Longtime Aurora Public Library Executive Director Eva Luckinbill has announced she will retire before the end of the year after roughly 17 years with the library, including nearly 15 as director.
Luckinbill joined the library staff in June 1997 as head of what is now called Outreach Services, and was named director in April 1999.
Library board President John Savage said the board will hire a consulting firm before the end of February to begin the search for Luckinbill's replacement.
"This is going to be a national search and we anticipate we will get extremely qualified candidates for the job," Savage said.
He said the board and Luckinbill have been discussing a succession plan for several months in order to have a leadership team in place for the projected opening of the downtown Richard and Gina Santori Public Library of Aurora in May 2015.
Savage said Luckinbill "was instrumental in securing the site for the new library and is now overseeing the construction process, has expanded community outreach (including the procurement of a new bookmobile), oversaw the opening of the new Express Center, and has helped to lead advancements in technology throughout the entire library system."
Officials hope to have a new director in place by midsummer, Savage said, and Luckinbill will assist in assuring a smooth transition.
"Once the new facility is open and the celebrations have ended, the liaison relationship will end and I will become a patron," Luckinbill said.

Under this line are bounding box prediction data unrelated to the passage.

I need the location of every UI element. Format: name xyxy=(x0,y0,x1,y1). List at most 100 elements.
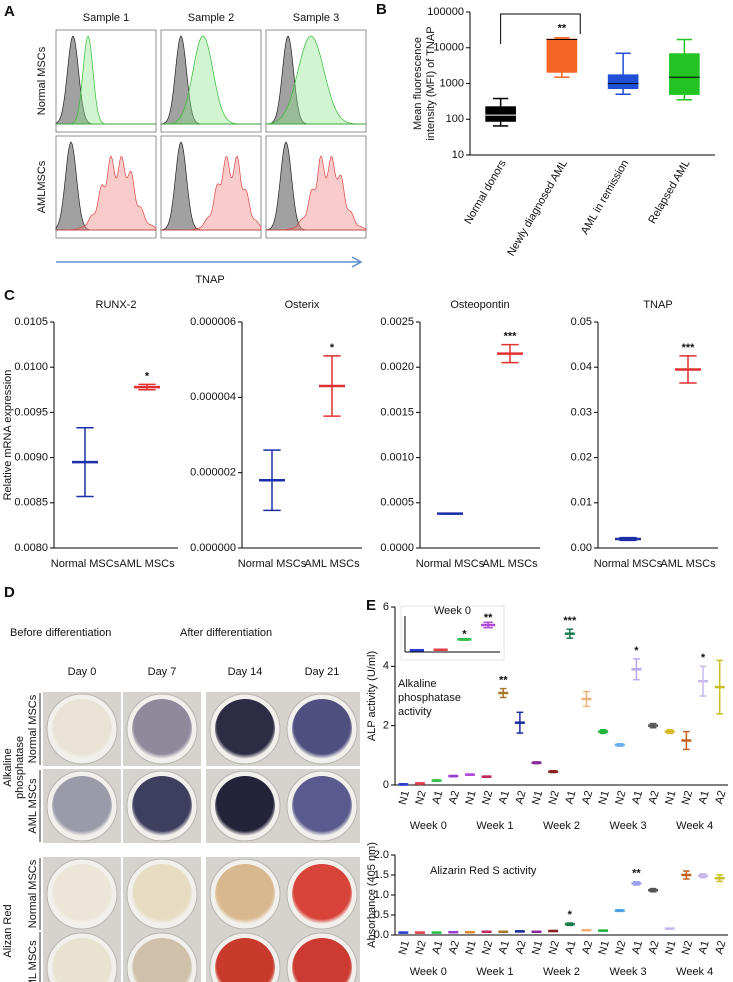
day-label: Day 21 xyxy=(305,666,340,678)
x-tick-label: N2 xyxy=(547,939,562,956)
day-label: Day 7 xyxy=(148,666,177,678)
histogram-tnap xyxy=(56,35,156,125)
y-tick-label: 0.0095 xyxy=(14,406,48,418)
y-tick-label: 0.0105 xyxy=(14,316,48,328)
x-tick-label: Normal donors xyxy=(462,158,509,227)
x-tick-label: AML MSCs xyxy=(660,558,716,570)
well xyxy=(292,699,352,759)
x-tick-label: AML MSCs xyxy=(304,558,360,570)
significance: *** xyxy=(504,331,518,343)
y-tick-label: 1000 xyxy=(440,77,464,89)
y-tick-label: 2 xyxy=(383,720,389,732)
annotation: phosphatase xyxy=(398,692,461,704)
x-tick-label: A1 xyxy=(497,939,512,955)
y-axis-label: ALP activity (U/ml) xyxy=(366,651,378,741)
column-label: Sample 3 xyxy=(293,12,339,24)
x-tick-label: N2 xyxy=(480,789,495,806)
y-axis-label: intensity (MFI) of TNAP xyxy=(425,26,437,140)
x-tick-label: A2 xyxy=(647,789,662,805)
significance: ** xyxy=(558,23,567,35)
y-tick-label: 0.000000 xyxy=(190,542,236,554)
significance: * xyxy=(568,909,573,921)
y-tick-label: 10000 xyxy=(433,42,464,54)
y-tick-label: 0.00 xyxy=(571,542,592,554)
panel-letter: B xyxy=(376,1,387,18)
y-tick-label: 2.0 xyxy=(374,849,389,861)
histogram-tnap xyxy=(161,155,262,231)
x-tick-label: N2 xyxy=(413,789,428,806)
group-label: Week 1 xyxy=(476,966,513,978)
column-label: Sample 1 xyxy=(83,12,129,24)
x-tick-label: N2 xyxy=(613,939,628,956)
x-tick-label: A1 xyxy=(697,939,712,955)
x-tick-label: N2 xyxy=(613,789,628,806)
y-tick-label: 0.0080 xyxy=(14,542,48,554)
annotation: activity xyxy=(398,706,432,718)
chart-title: Osteopontin xyxy=(450,299,509,311)
y-axis-label: Mean fluorescence xyxy=(412,37,424,130)
y-tick-label: 0.0020 xyxy=(380,361,414,373)
x-tick-label: Normal MSCs xyxy=(416,558,485,570)
y-tick-label: 6 xyxy=(383,601,389,613)
y-tick-label: 0.0025 xyxy=(380,316,414,328)
x-tick-label: AML in remission xyxy=(579,158,631,237)
x-tick-label: Normal MSCs xyxy=(51,558,120,570)
group-label: Week 3 xyxy=(610,966,647,978)
y-tick-label: 1.5 xyxy=(374,869,389,881)
y-tick-label: 0.0090 xyxy=(14,452,48,464)
well xyxy=(215,776,275,836)
x-tick-label: N1 xyxy=(663,939,678,956)
histogram-tnap xyxy=(265,155,367,231)
x-tick-label: A2 xyxy=(647,939,662,955)
y-tick-label: 0.5 xyxy=(374,909,389,921)
day-label: Day 14 xyxy=(228,666,263,678)
significance: ** xyxy=(484,612,493,624)
stain-label: phosphatase xyxy=(14,736,26,799)
x-tick-label: Normal MSCs xyxy=(594,558,663,570)
x-tick-label: A1 xyxy=(497,789,512,805)
x-tick-label: A2 xyxy=(514,939,529,955)
x-tick-label: N1 xyxy=(463,939,478,956)
x-tick-label: N1 xyxy=(397,789,412,806)
group-label: Week 0 xyxy=(410,966,447,978)
x-tick-label: A2 xyxy=(713,939,728,955)
well xyxy=(292,864,352,924)
x-tick-label: A1 xyxy=(430,789,445,805)
x-tick-label: Normal MSCs xyxy=(238,558,307,570)
y-tick-label: 0.04 xyxy=(571,361,592,373)
group-label: Week 1 xyxy=(476,820,513,832)
well xyxy=(215,864,275,924)
x-tick-label: A2 xyxy=(514,789,529,805)
x-tick-label: A1 xyxy=(563,789,578,805)
annotation: Alkaline xyxy=(398,678,437,690)
phase-label: After differentiation xyxy=(180,627,272,639)
significance: * xyxy=(701,652,706,664)
panel-letter: D xyxy=(4,584,15,601)
well xyxy=(52,699,112,759)
x-tick-label: N1 xyxy=(663,789,678,806)
y-tick-label: 0.0000 xyxy=(380,542,414,554)
x-tick-label: N2 xyxy=(680,789,695,806)
x-tick-label: Newly diagnosed AML xyxy=(505,158,570,258)
x-tick-label: Relapsed AML xyxy=(646,158,692,226)
y-tick-label: 0.0100 xyxy=(14,361,48,373)
group-label: Week 2 xyxy=(543,966,580,978)
box xyxy=(669,53,700,95)
row-label: AML MSCs xyxy=(27,778,39,834)
well xyxy=(292,776,352,836)
y-tick-label: 0.0005 xyxy=(380,497,414,509)
row-label: Normal MSCs xyxy=(36,46,48,115)
y-tick-label: 0.000006 xyxy=(190,316,236,328)
chart-title: Week 0 xyxy=(434,605,471,617)
y-tick-label: 0.0015 xyxy=(380,406,414,418)
box xyxy=(485,106,516,122)
group-label: Week 2 xyxy=(543,820,580,832)
y-axis-label: Relative mRNA expression xyxy=(2,370,14,501)
row-label: AMLMSCs xyxy=(36,160,48,213)
x-tick-label: N1 xyxy=(597,789,612,806)
well xyxy=(292,938,352,982)
y-tick-label: 10 xyxy=(452,149,464,161)
chart-title: TNAP xyxy=(643,299,672,311)
well xyxy=(52,776,112,836)
y-tick-label: 1.0 xyxy=(374,889,389,901)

As the library's executive director, Luckinbill led the construction of the two-story portion of the Eola Road Branch and oversaw three remodeling projects at Eola Road Branch, one of which was just completed. The West Branch currently is undergoing remodeling.
She also is credited with:
• playing a key role in applying for a state grant that resulted in a $10.8 million construction grant for the new Main Library;
• overseeing the development and opening of the Express Center at Church Road and Edison Avenue;
• encouraging staff involvement in community organizations like SPARK (Strong, Prepared and Ready for Kindergarten) and in collaborative programming with SciTech Hands On Museum; and
• working with the library board to develop and implement two strategic plans.
The library has had eight directors since it was established in 1838. The first was Burr Winton, who also served as the city's postmaster.